Incident_Architecture_Breakdown
Go Load Balancer Failure Handling: Circuit Breakers, Hysteresis, and Bounded Retries
A breakdown of how I hardened a Go load balancer against backend flapping with health-aware routing and controlled retry behavior.
1. Hook and Stakes
Basic round-robin routing looked correct under healthy nodes, but degraded quickly when backend health oscillated.
Without stable failure-handling, transient outages amplify retry storms and destroy tail latency in production traffic paths.
2. Architecture Diagram
A dual-plane design routes user traffic through proxy logic while exposing an admin control plane for strategy and health inspection.
mermaid graph LR Client[Incoming Traffic]-->LB[Go Load Balancer] LB-->Proxy[Proxy Plane] LB-->Admin[Control Plane /admin/*] Proxy-->B1[Backend A] Proxy-->B2[Backend B] Proxy-->B3[Backend C] LB-.Health Checks.->B1 LB-.Health Checks.->B2 LB-.Health Checks.->B3
- Runtime-selectable routing (round robin, least connections, consistent hashing)

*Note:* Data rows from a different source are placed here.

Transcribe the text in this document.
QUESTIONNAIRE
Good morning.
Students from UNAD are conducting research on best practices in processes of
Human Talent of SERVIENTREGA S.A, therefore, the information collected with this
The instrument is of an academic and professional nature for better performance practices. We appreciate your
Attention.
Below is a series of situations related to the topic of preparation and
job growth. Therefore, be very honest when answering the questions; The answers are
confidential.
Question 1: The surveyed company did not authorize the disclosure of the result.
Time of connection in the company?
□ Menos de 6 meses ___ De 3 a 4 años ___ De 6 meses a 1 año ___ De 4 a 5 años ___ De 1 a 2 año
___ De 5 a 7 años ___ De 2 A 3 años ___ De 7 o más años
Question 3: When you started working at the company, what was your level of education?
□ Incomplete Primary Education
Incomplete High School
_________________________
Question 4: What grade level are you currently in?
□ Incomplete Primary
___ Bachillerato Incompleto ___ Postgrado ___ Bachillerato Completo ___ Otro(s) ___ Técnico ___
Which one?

- Active health checks with hysteresis thresholds
- Circuit breaker with bounded retries
- Metrics endpoints for routing + backend health state visibility
3. Stress Test and Breaking Point
Setup: I injected backend instability while replaying concurrent requests across all routing strategies.
Failure Signal: Without hysteresis and bounded retry controls, backends repeatedly flipped state and created noisy failover loops.
- Circuit-breaker + hysteresis rules reduced backend flapping during instability windows.
- Bounded retries prevented recursive retry amplification under partial outage.
- Routing strategy visibility through metrics endpoints made failure behavior debuggable during load tests.
4. Bottleneck Root Cause and Resolution
Root Cause: Health checks were too eager and retries were too permissive, causing transient backend failures to propagate as system-wide instability.
Resolution: I added health-check hysteresis, explicit circuit-breaker state transitions, and retry bounds so failover remains controlled and observable.
- Conservative circuit-breaker thresholds reduce flapping but can delay re-entry for recovered nodes.
- Retry limits protect latency tails but can reduce best-effort success rate for borderline requests.
5. Business Impact
- Improved service continuity under backend degradation scenarios.
- Reduced incident triage time through explicit control-plane and metrics evidence.
- Demonstrated production-style systems thinking relevant to infra and platform teams.